The literature review on sentiment analysis provides a thorough exploration of the
current state of the field and its wide-ranging applications. Emphasizing the crucial role of
machine learning in automating emotion detection from diverse sources like social media,
customer feedback, and product reviews, the review delves into existing research, methodologies,
and advancements in sentiment analysis. Its primary goal is to synthesize insights, uncover
trends, address challenges, and outline future directions. This comprehensive resource is valuable
for researchers, practitioners, and decision-makers. Through an examination of diverse sources,
the review seeks to compile perspectives on strategies employed in data collection, techniques for
feature extraction, and the process of model selection.
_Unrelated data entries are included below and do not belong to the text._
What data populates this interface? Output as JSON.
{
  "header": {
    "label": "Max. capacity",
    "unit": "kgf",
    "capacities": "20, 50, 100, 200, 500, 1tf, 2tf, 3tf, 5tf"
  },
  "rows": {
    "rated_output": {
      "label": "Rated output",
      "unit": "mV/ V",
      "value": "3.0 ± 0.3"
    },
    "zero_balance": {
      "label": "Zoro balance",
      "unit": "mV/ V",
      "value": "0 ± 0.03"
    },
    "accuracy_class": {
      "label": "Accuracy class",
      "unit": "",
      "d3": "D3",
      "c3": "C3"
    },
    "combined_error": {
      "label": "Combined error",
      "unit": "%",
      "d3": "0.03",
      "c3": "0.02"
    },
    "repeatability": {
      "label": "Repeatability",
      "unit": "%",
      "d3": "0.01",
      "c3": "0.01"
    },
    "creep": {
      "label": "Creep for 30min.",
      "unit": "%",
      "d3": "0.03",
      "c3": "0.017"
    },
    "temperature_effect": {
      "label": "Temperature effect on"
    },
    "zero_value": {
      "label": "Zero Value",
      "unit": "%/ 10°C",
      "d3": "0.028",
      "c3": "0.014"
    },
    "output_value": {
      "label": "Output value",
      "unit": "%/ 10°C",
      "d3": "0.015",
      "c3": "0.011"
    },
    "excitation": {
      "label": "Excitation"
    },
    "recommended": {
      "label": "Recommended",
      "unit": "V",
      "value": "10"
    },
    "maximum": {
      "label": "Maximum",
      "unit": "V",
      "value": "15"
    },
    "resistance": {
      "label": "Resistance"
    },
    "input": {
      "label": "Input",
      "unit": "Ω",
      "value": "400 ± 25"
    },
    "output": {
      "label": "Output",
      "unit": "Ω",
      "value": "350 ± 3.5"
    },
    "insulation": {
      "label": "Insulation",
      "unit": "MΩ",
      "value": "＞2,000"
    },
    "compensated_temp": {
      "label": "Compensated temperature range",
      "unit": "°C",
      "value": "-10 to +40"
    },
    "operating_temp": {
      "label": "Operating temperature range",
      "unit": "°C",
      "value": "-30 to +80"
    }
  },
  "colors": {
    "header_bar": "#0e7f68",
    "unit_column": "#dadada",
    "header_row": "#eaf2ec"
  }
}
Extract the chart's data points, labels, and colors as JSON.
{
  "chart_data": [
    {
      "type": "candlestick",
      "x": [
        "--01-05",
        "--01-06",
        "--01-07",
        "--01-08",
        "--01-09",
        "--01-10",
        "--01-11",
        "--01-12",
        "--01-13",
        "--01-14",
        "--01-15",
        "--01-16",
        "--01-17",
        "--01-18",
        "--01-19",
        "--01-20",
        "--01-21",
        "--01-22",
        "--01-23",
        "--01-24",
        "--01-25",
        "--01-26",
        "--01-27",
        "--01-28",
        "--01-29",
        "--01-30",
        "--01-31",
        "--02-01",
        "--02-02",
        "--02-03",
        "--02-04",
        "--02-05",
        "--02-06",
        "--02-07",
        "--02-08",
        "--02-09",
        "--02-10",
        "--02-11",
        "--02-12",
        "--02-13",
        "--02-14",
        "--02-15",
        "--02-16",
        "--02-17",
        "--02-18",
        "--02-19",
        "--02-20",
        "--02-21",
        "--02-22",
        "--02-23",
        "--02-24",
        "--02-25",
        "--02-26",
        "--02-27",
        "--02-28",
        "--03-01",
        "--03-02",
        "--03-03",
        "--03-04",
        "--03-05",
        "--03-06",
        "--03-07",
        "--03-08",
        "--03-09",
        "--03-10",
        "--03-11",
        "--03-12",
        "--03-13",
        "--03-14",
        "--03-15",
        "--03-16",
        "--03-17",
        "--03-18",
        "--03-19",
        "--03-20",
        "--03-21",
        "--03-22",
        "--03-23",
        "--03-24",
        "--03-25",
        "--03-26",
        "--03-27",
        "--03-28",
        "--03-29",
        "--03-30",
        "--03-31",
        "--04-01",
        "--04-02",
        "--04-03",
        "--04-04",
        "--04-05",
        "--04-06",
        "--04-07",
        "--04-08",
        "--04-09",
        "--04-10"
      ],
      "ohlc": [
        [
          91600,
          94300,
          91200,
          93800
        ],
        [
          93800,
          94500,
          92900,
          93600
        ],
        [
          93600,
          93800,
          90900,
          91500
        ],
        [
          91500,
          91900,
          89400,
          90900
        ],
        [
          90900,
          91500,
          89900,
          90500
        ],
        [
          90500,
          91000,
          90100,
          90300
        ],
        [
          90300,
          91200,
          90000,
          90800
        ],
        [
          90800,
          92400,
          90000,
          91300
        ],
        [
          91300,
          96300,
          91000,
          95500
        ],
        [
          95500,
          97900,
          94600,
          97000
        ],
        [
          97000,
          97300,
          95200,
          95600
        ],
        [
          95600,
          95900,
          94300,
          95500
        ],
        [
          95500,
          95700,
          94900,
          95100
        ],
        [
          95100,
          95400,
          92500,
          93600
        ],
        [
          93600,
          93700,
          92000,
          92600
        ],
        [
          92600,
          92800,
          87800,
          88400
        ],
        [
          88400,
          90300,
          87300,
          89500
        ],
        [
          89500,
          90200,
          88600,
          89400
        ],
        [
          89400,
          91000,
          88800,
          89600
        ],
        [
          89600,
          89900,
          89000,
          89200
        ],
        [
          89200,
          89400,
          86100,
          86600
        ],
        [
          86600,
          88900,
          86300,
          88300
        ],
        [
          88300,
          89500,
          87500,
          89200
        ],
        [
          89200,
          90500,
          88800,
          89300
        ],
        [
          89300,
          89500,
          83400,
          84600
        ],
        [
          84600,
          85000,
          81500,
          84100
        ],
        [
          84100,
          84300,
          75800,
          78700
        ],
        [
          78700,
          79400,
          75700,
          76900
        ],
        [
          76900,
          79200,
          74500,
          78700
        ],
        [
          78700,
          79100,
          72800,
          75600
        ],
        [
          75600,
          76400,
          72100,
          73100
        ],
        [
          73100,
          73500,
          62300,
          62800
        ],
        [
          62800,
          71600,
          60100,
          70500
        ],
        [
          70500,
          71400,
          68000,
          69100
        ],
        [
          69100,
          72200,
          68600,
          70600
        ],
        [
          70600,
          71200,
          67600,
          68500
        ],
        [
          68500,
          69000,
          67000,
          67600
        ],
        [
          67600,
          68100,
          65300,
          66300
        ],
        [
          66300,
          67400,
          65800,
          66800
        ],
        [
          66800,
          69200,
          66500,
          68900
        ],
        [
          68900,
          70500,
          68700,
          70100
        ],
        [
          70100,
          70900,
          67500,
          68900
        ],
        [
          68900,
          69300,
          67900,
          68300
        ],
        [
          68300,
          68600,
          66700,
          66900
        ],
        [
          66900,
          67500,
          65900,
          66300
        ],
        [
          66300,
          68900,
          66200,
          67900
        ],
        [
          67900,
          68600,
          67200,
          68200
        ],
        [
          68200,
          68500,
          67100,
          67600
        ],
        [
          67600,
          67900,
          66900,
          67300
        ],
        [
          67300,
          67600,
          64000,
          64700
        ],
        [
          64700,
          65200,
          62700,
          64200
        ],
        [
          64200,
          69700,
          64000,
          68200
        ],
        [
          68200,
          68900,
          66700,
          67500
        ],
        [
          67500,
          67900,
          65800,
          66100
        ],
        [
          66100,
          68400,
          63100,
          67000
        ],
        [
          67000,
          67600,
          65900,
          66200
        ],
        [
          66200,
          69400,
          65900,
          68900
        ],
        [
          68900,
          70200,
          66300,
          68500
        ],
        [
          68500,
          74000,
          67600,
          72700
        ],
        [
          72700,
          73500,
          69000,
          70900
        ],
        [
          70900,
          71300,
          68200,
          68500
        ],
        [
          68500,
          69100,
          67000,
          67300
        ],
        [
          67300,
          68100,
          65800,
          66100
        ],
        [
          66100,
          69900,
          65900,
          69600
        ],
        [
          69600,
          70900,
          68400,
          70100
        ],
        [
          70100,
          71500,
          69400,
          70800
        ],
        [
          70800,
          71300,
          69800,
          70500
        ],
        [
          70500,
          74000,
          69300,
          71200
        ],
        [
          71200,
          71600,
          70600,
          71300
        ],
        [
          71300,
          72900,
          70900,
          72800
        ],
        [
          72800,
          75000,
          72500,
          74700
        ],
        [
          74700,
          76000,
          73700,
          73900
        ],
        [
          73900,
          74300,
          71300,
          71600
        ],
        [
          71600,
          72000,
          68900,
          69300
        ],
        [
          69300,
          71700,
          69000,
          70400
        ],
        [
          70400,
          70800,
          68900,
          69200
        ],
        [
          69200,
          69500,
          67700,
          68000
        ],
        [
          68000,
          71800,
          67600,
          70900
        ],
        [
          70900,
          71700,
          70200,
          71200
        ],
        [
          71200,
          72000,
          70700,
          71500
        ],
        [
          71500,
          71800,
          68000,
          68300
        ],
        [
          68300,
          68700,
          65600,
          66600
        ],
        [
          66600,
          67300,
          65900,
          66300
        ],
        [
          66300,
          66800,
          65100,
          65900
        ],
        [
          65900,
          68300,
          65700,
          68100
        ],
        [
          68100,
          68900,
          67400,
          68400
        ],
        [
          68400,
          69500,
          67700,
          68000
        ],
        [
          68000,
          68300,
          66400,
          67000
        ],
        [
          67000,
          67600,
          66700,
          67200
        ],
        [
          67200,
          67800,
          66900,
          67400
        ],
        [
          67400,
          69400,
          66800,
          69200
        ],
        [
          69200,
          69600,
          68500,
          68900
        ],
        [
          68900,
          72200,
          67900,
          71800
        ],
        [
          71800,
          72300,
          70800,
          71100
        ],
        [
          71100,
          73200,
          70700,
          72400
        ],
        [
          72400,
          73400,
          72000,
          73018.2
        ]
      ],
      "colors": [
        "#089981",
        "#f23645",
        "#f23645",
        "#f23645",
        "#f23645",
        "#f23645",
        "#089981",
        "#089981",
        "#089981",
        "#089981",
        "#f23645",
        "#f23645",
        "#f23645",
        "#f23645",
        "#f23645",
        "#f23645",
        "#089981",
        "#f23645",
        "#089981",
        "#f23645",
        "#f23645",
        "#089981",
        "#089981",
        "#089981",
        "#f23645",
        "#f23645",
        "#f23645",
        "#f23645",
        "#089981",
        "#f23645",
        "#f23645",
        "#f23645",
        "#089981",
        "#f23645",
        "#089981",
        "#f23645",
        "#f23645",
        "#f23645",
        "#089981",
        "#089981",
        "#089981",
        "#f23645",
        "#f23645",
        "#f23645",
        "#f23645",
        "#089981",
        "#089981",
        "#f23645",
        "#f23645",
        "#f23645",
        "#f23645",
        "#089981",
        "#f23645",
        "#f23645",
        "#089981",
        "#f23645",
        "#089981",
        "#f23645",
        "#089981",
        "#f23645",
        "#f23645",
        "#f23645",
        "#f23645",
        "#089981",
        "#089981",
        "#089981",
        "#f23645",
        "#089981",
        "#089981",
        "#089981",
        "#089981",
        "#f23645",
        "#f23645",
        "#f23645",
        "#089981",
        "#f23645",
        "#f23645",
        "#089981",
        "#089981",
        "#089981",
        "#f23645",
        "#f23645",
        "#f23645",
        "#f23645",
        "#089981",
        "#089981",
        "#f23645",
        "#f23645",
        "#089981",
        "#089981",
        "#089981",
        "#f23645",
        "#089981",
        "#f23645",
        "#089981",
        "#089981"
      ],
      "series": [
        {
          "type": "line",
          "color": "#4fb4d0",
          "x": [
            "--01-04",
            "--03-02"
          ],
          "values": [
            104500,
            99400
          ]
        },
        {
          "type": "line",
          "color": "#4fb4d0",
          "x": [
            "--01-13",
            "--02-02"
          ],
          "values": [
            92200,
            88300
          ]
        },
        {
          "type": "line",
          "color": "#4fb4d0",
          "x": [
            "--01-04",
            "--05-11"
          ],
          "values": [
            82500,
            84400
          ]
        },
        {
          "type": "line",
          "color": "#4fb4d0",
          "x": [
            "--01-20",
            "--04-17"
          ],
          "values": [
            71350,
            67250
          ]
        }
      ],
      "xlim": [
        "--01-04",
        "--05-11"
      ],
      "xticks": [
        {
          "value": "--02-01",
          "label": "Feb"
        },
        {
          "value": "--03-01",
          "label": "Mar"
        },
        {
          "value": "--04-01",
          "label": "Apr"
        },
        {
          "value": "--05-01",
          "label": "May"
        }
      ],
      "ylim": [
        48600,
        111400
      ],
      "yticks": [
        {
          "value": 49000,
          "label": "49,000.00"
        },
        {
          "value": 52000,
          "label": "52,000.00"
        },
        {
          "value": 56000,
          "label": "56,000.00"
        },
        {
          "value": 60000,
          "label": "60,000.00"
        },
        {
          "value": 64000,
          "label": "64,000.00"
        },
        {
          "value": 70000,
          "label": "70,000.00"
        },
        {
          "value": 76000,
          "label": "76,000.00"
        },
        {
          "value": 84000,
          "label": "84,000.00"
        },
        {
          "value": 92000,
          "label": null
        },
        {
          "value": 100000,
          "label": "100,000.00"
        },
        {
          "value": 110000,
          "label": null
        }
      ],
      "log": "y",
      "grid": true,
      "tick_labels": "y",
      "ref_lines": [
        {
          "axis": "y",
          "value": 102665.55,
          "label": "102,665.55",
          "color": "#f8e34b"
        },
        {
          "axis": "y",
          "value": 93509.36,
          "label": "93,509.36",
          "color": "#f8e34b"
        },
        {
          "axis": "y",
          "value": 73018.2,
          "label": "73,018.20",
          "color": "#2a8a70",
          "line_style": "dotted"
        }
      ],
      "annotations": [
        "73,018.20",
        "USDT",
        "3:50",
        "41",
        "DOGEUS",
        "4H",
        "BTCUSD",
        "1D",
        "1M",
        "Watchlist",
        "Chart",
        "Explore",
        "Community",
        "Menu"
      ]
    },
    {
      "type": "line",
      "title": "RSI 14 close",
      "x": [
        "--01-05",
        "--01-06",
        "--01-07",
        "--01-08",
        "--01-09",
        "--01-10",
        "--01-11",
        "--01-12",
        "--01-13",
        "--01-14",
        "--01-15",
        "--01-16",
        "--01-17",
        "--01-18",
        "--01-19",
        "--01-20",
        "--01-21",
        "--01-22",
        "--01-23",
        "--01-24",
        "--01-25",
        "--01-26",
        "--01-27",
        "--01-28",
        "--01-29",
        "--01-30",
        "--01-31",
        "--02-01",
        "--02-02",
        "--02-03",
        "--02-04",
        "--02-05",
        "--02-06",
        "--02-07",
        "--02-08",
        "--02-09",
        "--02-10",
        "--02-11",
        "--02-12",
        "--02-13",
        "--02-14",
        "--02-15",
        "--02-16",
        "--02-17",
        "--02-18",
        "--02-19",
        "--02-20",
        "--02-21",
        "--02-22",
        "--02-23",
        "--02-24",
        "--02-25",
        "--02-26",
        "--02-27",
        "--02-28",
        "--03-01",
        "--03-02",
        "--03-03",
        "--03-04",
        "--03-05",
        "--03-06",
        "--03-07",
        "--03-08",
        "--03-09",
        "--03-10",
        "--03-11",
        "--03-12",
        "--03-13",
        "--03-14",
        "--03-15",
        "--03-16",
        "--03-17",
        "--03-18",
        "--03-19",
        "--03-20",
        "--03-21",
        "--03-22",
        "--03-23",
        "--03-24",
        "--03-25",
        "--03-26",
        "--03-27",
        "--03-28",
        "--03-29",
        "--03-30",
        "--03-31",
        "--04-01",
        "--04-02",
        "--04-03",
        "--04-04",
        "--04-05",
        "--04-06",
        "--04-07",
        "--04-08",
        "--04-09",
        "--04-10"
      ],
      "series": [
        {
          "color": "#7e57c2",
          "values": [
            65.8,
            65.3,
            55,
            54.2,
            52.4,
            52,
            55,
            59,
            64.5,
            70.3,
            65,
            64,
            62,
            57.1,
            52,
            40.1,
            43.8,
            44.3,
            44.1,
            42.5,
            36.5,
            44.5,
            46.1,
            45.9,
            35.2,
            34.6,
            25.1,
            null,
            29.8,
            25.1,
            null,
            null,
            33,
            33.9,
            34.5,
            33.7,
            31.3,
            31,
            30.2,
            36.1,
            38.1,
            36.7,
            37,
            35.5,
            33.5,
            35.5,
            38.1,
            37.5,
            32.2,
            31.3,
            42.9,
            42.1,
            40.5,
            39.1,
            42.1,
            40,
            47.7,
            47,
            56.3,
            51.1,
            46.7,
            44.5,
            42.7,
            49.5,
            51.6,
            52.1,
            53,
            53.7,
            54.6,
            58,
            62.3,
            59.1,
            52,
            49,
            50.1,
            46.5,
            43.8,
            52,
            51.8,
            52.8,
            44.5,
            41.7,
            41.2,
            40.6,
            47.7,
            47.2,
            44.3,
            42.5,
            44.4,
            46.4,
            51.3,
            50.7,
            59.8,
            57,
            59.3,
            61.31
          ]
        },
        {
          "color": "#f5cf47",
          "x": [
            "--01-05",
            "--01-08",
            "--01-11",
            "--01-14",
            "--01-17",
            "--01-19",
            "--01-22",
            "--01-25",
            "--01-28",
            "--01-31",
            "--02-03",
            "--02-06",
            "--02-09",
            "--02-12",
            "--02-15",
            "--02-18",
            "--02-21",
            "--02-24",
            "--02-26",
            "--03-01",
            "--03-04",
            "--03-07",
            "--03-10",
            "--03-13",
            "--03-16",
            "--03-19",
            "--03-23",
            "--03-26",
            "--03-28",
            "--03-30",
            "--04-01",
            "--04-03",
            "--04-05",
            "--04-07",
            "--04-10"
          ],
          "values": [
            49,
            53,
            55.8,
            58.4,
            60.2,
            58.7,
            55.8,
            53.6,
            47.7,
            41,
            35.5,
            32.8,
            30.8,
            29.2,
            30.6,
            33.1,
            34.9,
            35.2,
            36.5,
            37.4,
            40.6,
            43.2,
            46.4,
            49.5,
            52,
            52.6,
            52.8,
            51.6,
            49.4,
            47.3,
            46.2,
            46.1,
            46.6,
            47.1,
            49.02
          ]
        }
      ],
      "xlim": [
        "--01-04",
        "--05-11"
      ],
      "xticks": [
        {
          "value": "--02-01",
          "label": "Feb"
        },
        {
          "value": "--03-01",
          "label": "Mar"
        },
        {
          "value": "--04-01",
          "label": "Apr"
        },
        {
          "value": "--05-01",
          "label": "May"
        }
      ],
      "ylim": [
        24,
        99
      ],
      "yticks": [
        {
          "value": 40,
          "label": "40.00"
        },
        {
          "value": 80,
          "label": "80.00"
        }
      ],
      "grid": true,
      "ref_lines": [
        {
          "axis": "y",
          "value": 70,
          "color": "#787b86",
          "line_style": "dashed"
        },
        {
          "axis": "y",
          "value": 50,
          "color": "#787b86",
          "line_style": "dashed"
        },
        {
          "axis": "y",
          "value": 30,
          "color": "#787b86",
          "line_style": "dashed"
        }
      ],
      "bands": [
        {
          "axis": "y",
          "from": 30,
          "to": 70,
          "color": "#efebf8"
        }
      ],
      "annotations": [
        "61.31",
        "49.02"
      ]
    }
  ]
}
It also emphasizes the importance of
handling imbalanced datasets and considering contextual nuances, such as sarcasm, in sentiment
analysis. Serving as a foundational resource, this literature review sheds light on the sentiment
analysis landscape, highlighting its crucial role in extracting valuable insights from human
emotions and opinions encoded in text. The model's robust learning capabilities are evident
through its high training accuracy and commendable validation performance. The testing
accuracy of 85.9% signifies the model's capacity to generalize successfully to data it has not
encountered before. The decreasing training loss signifies efficient convergence during training,
contributing to the model's overall robustness. With reasonable processing time per batch, the
model allows for efficient testing on new data. Further analysis and fine-tuning could enhance
the model's optimization for specific use cases or challenges.